Cumartesi, Kasım 15, 2014

Yarından Sonra

Ölü olduğumu başka biri söylediğinde vücudum sallanmaya başladı. Aslında çoktan ölüydüm. Terleyen bir ölü. Bugün hoca cesedimi beğenmese de önümdeki arkadaşım durumu komik bulduğunu söyledi. Oysa kendisi eşeğe ters binmenin komik karşılandığı çağlarda yaşıyordu. Hala kürkün sükse olduğu, kazanların doğurduğu, kazanlara atılanların çığlıkları arasında hala bir şeylere gülebilen ilkel insanlardandı. Oysa bilmiyordu dünyanın en rezil işini yapsam da ciddi anlamla en rezil yaptığım için durumu kurtardığımı.

Bir şey oldu. Bir döngüye girdim ve artık dünya bana posa, bir kabuk gibi geliyor. İnsanlar koşuşturuyor. Tartışıyor. Eğleniyor. Konuşuyor. Ben ne yapacağımı bilemiyorum. Benim alanımda zaman olabildiğince yavaş ve can yakıcıyken benim dışımda zaman çok çabuk geçiyor gibi görünüyor. Konuşulan bir çok şeye anlam veremiyorum her konuya yabancıyım. Basite indirgemek için çok uğraştım. Uğraşmak geri dönmek anlamına gelir artık ben kabuklaşmış dünyaya geri dönmek istemiyorum ama böyleyken ne yapacağımı bilmiyorum. Bu şehirde en özlediğim şey, ormanlar bir de tatildeyken balkonda okuduğum kitaplar olurdu herhalde.

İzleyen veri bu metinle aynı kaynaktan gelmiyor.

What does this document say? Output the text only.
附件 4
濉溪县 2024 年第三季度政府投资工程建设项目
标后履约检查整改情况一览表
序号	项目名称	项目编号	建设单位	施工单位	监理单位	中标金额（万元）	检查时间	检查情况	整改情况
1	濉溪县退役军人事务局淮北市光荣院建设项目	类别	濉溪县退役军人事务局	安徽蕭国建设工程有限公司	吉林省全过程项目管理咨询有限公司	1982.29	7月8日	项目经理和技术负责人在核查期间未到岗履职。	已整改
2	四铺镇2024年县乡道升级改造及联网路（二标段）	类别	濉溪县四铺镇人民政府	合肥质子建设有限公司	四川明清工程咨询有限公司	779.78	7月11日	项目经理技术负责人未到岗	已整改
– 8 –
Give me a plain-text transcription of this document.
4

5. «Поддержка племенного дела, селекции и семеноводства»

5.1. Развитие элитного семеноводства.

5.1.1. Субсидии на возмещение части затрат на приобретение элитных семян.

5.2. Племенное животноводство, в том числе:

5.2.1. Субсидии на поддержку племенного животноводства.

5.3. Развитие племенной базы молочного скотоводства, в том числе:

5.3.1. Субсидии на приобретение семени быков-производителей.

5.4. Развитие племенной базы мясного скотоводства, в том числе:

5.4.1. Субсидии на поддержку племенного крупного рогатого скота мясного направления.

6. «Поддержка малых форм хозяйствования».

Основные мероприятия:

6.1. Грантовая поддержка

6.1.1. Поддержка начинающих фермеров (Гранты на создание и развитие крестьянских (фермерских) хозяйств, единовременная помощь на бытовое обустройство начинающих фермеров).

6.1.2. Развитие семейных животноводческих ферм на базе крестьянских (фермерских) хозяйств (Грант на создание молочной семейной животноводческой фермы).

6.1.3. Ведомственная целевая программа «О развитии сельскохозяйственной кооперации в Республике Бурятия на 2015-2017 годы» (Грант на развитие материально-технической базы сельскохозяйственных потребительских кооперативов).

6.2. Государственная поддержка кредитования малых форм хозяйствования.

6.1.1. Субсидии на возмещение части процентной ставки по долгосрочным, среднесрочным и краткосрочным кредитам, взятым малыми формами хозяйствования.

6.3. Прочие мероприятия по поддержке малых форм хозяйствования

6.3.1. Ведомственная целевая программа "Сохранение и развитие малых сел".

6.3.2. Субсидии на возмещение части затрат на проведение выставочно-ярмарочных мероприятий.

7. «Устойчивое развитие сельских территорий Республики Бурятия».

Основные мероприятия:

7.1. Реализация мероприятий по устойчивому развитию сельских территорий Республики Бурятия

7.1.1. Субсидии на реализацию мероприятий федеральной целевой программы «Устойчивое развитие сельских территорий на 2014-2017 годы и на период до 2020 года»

Burada ruhu olan birini tanıdım. Dünyanın belki en eğlenceli insanıydı ama belki en deli belki en kalleş. Öyle bir ruhu vardı ki söylediği yalanları, yaptığı hainlikleri sevecek kadar baş döndüren biriydi. Fakat bir senenin sonunda ikimizden biri ölecekti. O gitmeye karar verdi. 5. kattan atladı. Dayanıklı mıyım bilmiyorum ama ona hep yaşamamız gerektiğini söyledim. Gereken oldu yaşadı.
Kedimiz de kayboldu gitti. İnsanlar onu aptal olarak gördü. Benimse içimde hep anlık gelip geçici konuşmalarına karşı duyduğum özlem. Ne kadar yalan olsa da, bir saat sonra tersini söylese de. Oldu bitti. Yaşamanı istedim dedim. Gitti.

Hep hasta olmaktan korktum. Depresyon gibi aptalca bir hastalıkla boğuştuğumu düşündüm. Oysa burada kapana kısılmış çırpınıyorduk. Daha doğmadan yedi saat boyunca doğmamak için ölü taklidi yapıp suni sancıyla dünyaya zoraki getirilen ben, bunu yıllar sonra anca kabul edebildim. Şimdi bununla yaşamak çok zor. Bununla her şeyi yeniden öğreniyorum. Yeniden adım atmasını öğrenenler gibi canlı taklidi yapmaktan başka çaremin olmadığını biliyorum. Zaten bu dünya kötü bir taklit değil mi? Kötülük ya da iyilik, sevap ya da günah bunlar beni pek fazla ilgilendirmiyor. Ama düzene uyum sağlamak için birimiz iyi birimiz kötü olmak zorunda.

Mesela kendimi o kadar suçladım ki, üstüne gelip biri suçlayamadı. Kendi canımı o kadar çok yaktım ki benden başka kimse yakamadı. Zaten bu olamazdı. O sesi çok iyi duyuyorum. Duyuyorum. Maalesef görüyorum da. Şimdi gel de bunları Bans'de Fly'da iğrenç tekno muzik eşliğinde, birbirini kesen aman neyse.

Bu geceden sonra. Yarın her şey yeniden başlıyor. Ölüyü artık kimse öldüremez. Ben bile. Çünkü yaşanan hayatlar çoktan yaşandı. Atılan adımlar çoktan atıldı. Neredeyim bilmiyorum ama sanırım kendimi de sorgulamayı bırakmam lazım. Sorgulanacak benlğim de kalmadı. Ben sadece hayatta kalıp yaşıyorum. O kadar.